No eixo curricular, o estudo revela que todas as 52 iniciativas identificadas empregam algum instrumento de apoio à reorganização. A Base Nacional Comum Curricular (BNCC) e os currículos específicos das redes são amplamente utilizados, presentes em 88% dos casos.

Para Kátia Schweickardt, secretária de Educação Básica do MEC, os resultados do diagnóstico oferecem uma compreensão aprofundada sobre a estruturação das políticas educacionais e os desafios enfrentados pelas redes de ensino.

Ela ressalta que 'ao transformar essas evidências em ação, conseguimos qualificar a assistência técnica, aprimorar diretrizes e fortalecer uma política mais aderente às realidades locais, o que é fundamental para ampliar seu impacto sobre a aprendizagem dos estudantes'.

Ricardo Henriques, superintendente Executivo do Instituto Unibanco, avalia que o significativo volume de iniciativas estruturadas evidencia um firme compromisso com a garantia do direito à aprendizagem.

Henriques complementa que 'estados e municípios já acumularam conhecimentos valiosos. Transformar esse patrimônio em inteligência coletiva é um caminho para acelerar a superação das lacunas de aprendizagem e reduzir desigualdades educacionais'.

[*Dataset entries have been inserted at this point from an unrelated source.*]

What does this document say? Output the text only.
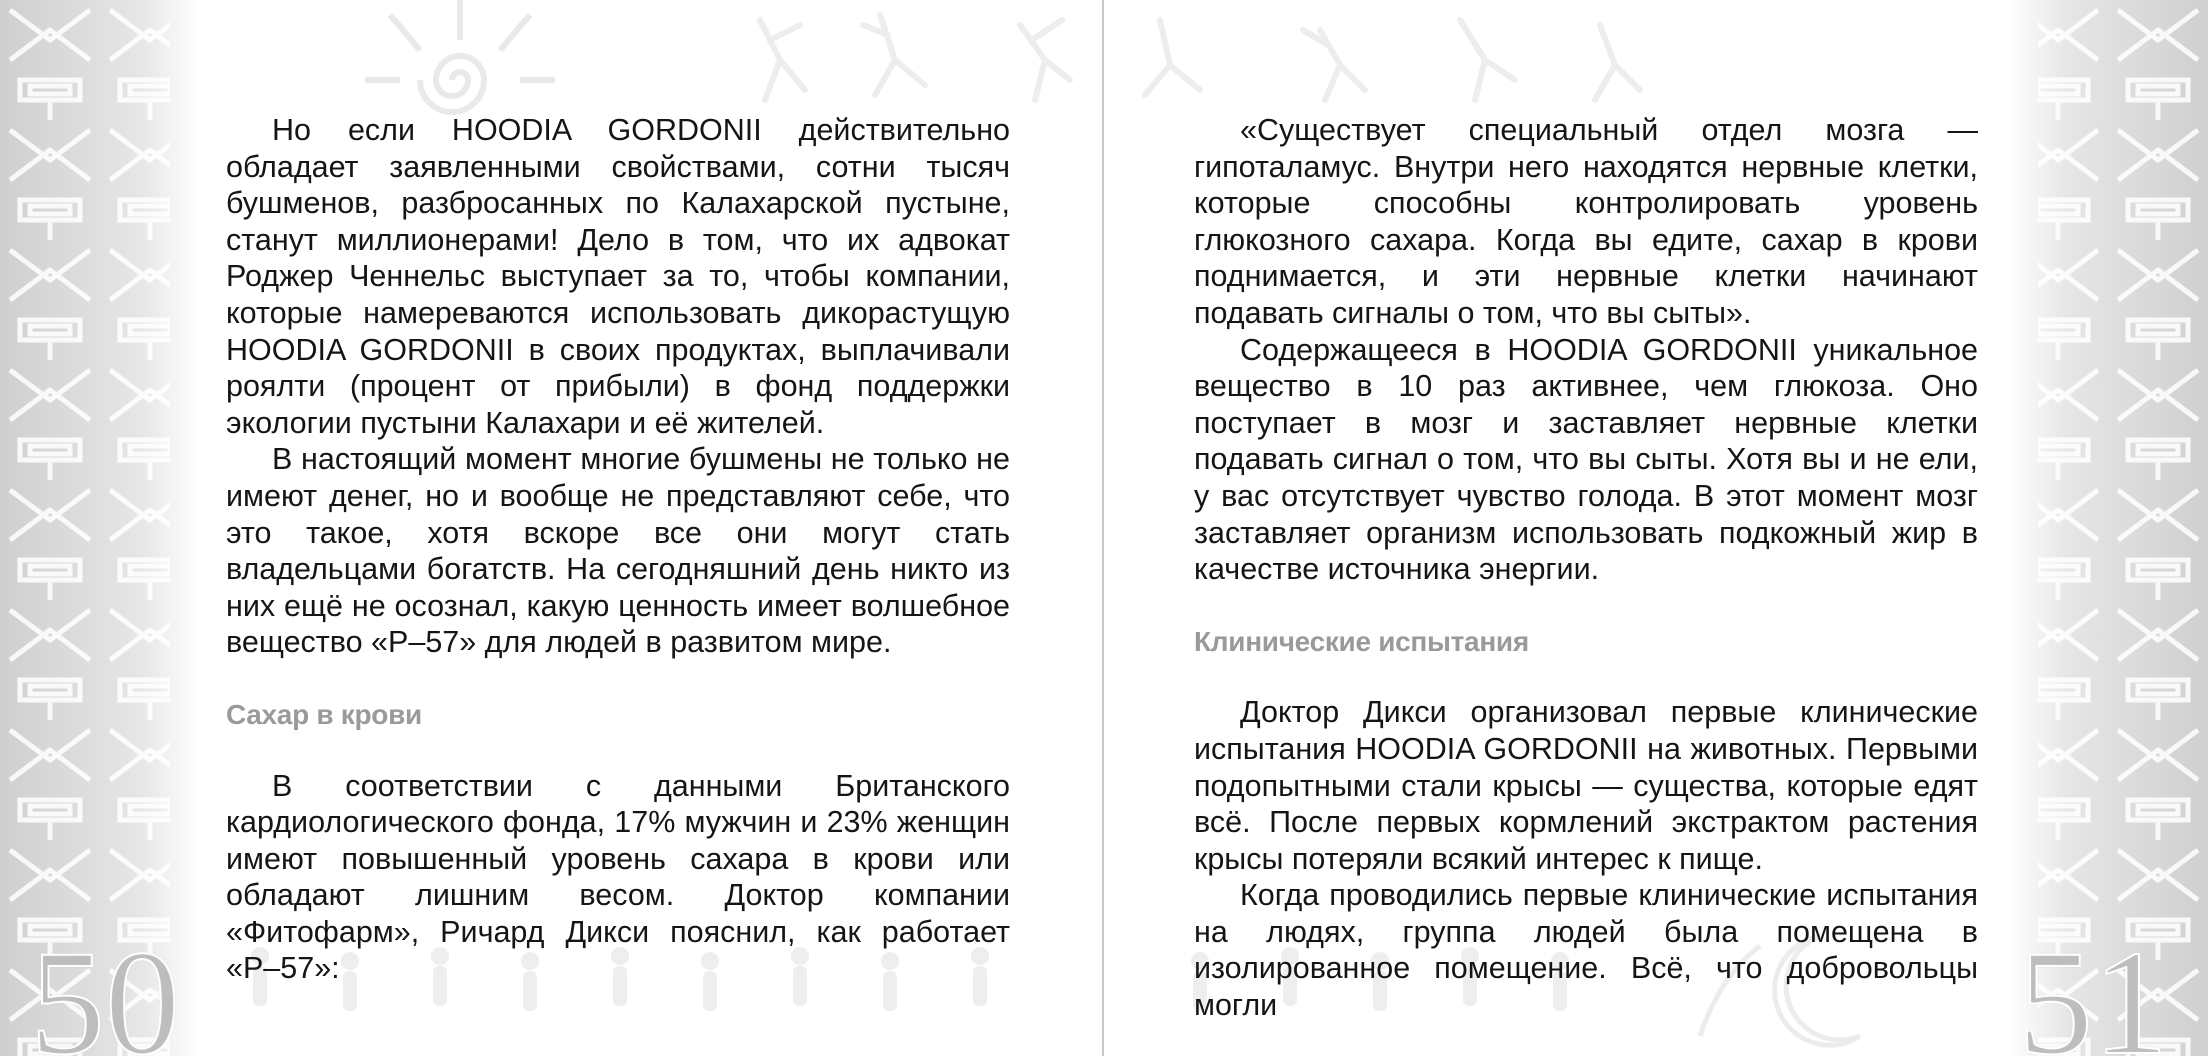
Но если HOODIA GORDONII действительно обладает заявленными свойствами, сотни тысяч бушменов, разбросанных по Калахарской пустыне, станут миллионерами! Дело в том, что их адвокат Роджер Ченнельс выступает за то, чтобы компании, которые намереваются использовать дикорастущую HOODIA GORDONII в своих продуктах, выплачивали роялти (процент от прибыли) в фонд поддержки экологии пустыни Калахари и её жителей.

В настоящий момент многие бушмены не только не имеют денег, но и вообще не представляют себе, что это такое, хотя вскоре все они могут стать владельцами богатств. На сегодняшний день никто из них ещё не осознал, какую ценность имеет волшебное вещество «Р–57» для людей в развитом мире.

Сахар в крови

В соответствии с данными Британского кардиологического фонда, 17% мужчин и 23% женщин имеют повышенный уровень сахара в крови или обладают лишним весом. Доктор компании «Фитофарм», Ричард Дикси пояснил, как работает «Р–57»:

«Существует специальный отдел мозга — гипоталамус. Внутри него находятся нервные клетки, которые способны контролировать уровень глюкозного сахара. Когда вы едите, сахар в крови поднимается, и эти нервные клетки начинают подавать сигналы о том, что вы сыты».

Содержащееся в HOODIA GORDONII уникальное вещество в 10 раз активнее, чем глюкоза. Оно поступает в мозг и заставляет нервные клетки подавать сигнал о том, что вы сыты. Хотя вы и не ели, у вас отсутствует чувство голода. В этот момент мозг заставляет организм использовать подкожный жир в качестве источника энергии.

Клинические испытания

Доктор Дикси организовал первые клинические испытания HOODIA GORDONII на животных. Первыми подопытными стали крысы — существа, которые едят всё. После первых кормлений экстрактом растения крысы потеряли всякий интерес к пище.

Когда проводились первые клинические испытания на людях, группа людей была помещена в изолированное помещение. Всё, что добровольцы могли

50	51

Centralização das decisões: um desafio persistente

Apesar dos avanços, o levantamento também aponta falhas na escuta ativa dos profissionais que atuam diretamente nas escolas. Apenas 44% das redes de ensino afirmaram manter canais de diálogo com professores e gestores para o redesenho colaborativo de estratégias e a compreensão de suas demandas.

Isso se reflete na elaboração de documentos curriculares: em 67% das iniciativas, o material foi desenvolvido pela equipe técnica central e meramente apresentado aos professores para validação. A participação docente ativa ocorreu em apenas 25% dos casos.

Debates com regionais de ensino ou órgãos similares foram observados em 27% das iniciativas, enquanto 8% delas não registraram qualquer processo formal de consulta.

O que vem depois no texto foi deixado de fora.